Interview with guitarist Seba Forma and vocalist Johnny Nuclear Winter

Interview conducted by Luxi Lahtinen

Date online: March 17, 2018

Finnish thrashers Axegressor haven't vanished and the earth hasn't swallowed them, if you were wondering why they've been silent. Yes, it feels like forever since their previous album, Last, came out (on France's Listenable Records, in 2014). Obviously, there's been reason for our curiosity about the band's comings and goings.

The silence is broken. The Finns are back with their fourth album, Bannerless, to be released on New Orleans' own Brutal Records, on April 13th (hey, that's a Friday!) Be prepared and expect something a bit more unconventional and even unexpected this time around.

It's time for some extensive talk about the band's new album, Bannerless.


Luxi: Axegressor are back and Bannerless is the title of the band's fourth studio album, to be released on US underground label Brutal Records on April 13th. Could you tell us why it took four years to get this new opus out? What kind of things delayed the process?

Seba Forma: Hey Luxi, that's a good question. I didn't actually notice it until you said it. The main reason might be that we changed our style a little bit, although I think the process started in a normal way. After Last was released, the very first song from Bannerless was already finished; "Truth Prostitute". Maybe you noticed it has the same style as the previous album so it could have been in Last, in my opinion.

We actually recorded Bannerless in January 2017. It took a while to mix and it was finished in May 2017, if I recall correctly. As we were mixing the album, it was getting clear that Listenable did not want to publish it because they wanted a pure Thrash Metal band, so they were bit disappointed and I can understand why.

Johnny Nuclear Winter: I had some personal "mind blocks" and times of frustration during the years between the Last and Bannerless because at first, I couldn't relate to some of the upcoming material at all. For example, most of the lyrics for "Truth Prostitute" were written back in autumn 2014 but the last lines for some songs were finished in the studio in January 2017. During this time, I was kind of fighting with myself to get back the inspiration, to concentrate on the new material with a bit more variety than before and to adjust my mindset. There were months I didn't write a line, didn't attend rehearsals, just feeling out of focus and too critical about everything that was happening (or not happening) with the band.
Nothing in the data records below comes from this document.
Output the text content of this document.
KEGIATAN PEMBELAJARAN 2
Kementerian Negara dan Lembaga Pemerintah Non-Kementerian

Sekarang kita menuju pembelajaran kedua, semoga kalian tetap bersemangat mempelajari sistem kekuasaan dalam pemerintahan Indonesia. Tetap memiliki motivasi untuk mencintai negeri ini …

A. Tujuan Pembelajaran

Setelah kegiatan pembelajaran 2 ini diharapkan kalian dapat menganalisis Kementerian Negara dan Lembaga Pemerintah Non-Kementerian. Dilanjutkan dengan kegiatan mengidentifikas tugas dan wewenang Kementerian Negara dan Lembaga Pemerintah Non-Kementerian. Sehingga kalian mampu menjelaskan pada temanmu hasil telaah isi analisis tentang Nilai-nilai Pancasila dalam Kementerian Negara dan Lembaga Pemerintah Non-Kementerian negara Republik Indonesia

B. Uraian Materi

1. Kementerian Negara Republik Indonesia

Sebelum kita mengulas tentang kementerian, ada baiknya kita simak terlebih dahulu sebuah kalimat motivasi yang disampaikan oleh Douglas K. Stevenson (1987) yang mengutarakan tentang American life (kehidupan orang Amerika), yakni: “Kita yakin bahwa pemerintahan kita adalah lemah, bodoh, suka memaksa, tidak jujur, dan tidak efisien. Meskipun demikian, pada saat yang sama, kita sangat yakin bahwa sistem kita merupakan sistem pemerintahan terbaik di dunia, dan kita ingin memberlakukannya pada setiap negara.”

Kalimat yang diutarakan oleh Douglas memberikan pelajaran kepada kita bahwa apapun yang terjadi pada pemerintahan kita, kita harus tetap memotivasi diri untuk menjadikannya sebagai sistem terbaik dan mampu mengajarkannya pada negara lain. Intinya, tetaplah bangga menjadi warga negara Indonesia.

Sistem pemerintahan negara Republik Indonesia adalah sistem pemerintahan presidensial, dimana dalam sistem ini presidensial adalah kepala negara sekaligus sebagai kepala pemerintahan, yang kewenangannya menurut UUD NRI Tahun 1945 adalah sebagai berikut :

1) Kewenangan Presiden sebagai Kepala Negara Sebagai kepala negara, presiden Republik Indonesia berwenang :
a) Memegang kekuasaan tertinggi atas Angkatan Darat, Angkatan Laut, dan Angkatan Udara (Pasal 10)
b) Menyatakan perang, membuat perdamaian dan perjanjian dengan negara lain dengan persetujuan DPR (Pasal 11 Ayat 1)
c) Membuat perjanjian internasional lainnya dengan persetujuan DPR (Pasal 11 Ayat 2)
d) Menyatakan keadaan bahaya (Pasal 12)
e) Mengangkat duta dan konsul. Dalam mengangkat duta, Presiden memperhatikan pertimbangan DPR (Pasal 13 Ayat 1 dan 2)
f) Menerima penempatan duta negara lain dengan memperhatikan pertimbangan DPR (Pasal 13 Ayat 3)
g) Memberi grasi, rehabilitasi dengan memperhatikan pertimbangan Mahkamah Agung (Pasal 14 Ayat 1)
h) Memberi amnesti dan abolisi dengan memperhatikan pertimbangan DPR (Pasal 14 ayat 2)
I'm mostly over it now and I can say my love/hate relationship towards the 11 songs on Bannerless has turned to respect; this is something we have created together from nothing.

Luxi: What kind of a process was it for all of you to get these 11 songs composed and finished for this album? Did you know the direction you would go in musically or was this something that was argued quite a bit inside the band?

SF: It was great! After our previous album, I personally felt a bit tired of our style (and I think Atte did, too), I was frustrated with my technique and when I grabbed my guitar I had this feeling of, "oh no, these riffs again". At first, it was more like, "okay can we play this riff, it does not sound like Axegressor at all" or "this song is too soft, this is not Thrash Metal anymore", but eventually it all came naturally and we went with the flow so to speak. I think Jussi can answer that last sentence, heh!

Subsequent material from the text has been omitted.